The company plans to open 15 new data centers this year, more than doubling the cloud capacity it acquired when it purchased SoftLayer last year for $2 billion. It plans to combine the new data centers, the existing SoftLayer data centers, and the data centers it already ran before the SoftLayer purchase into a single operation that would provide public and private cloud services to its customers, as well as provide services for internal operations.
While IBM has remained relatively quiet about its cloud plans, at least in comparison to Microsoft and Amazon Web Services, it has been busy preparing for the cloud-centric future, said Rebecca Wettemann, a vice president at the enterprise IT analysis firm Nucleus Research. This announcement is the logical next step for the company, Wettemann said.
”IBM has always taken a measured approach to announcements. But IBM has quietly been running data centers for a long time, and the IBM cloud has been established,” she said. “We’ve seen a slow transformation of IBM from a services company to a software company, and now to a cloud company.”
Since 2007, IBM has acquired more than 15 companies with cloud computing software or expertise, spending more than $7 billion in the process. “Through acquisition, IBM has really done a good job of retaining people who can grow this business,” Wettemann said.
In fact, the SoftLayer acquisition of last August plays a key role in the new expansion. Thanks to its easy scalability, the architecture and supporting software that SoftLayer developed for its own operations will serve as the foundation for this unified IBM cloud.
”Everything at IBM going forward will reside on the SoftLayer infrastructure-as-a-service,” Crosby said.
Building on SoftLayer’s services, IBM will offer a global IaaS (infrastructure-as-a-service) as well as the hundreds of IBM PaaS (platform-as-a-service) and SaaS (software-as-a-service) offerings. IBM’s recently announced initiative to commercialize Watson-style cognitive computing, for example, will take advantage of the global cloud.

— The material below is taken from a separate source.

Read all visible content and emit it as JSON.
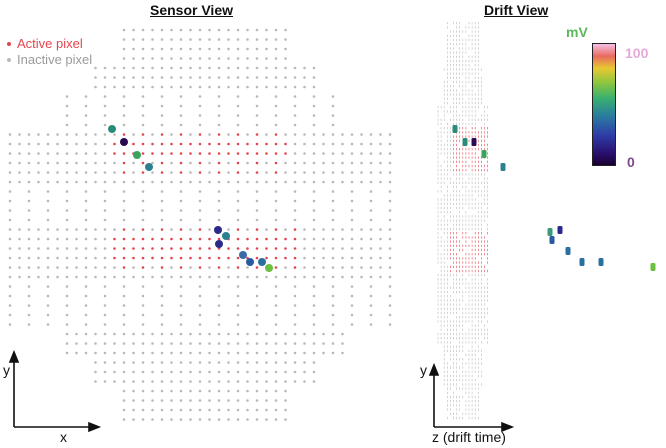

Initially, IBM will open data centers in Washington, London, Hong Kong, Toronto, Mexico City and Dallas, as well as in cities in Japan and India. Additional locations will be announced later in the year. IBM plans further expansions next year, setting up new locations in the Middle East and Africa.
IBM is estimating that global cloud revenue will grow to $200 billion per year by 2020. IBM hopes to generate $7 billion in cloud revenue in 2015.
While Amazon got an early start at dominating the cloud market, IBM is betting that its expertise in serving enterprises will offer a competitive edge. It has deep expertise in meeting local market and country regulations such as HIPAA (Health Insurance Portability and Accountability Act) and SOX (Sarbanes-Oxley Act), for example.
To this end, the Washington and Dallas data centers will be focused on serving the FISMA (Federal Information Security Management Act) requirements of the U.S. federal government.
IBM also has a strong partner program that allows regional IT companies, integrators and consultancies to tailor the IBM cloud offerings to their own customer base of small and midsized companies, Wettemann said.
IBM CEO Virginia Rometty will be announcing more details about the company’s cloud plans at its Pulse conference, to be held in Las Vegas next month.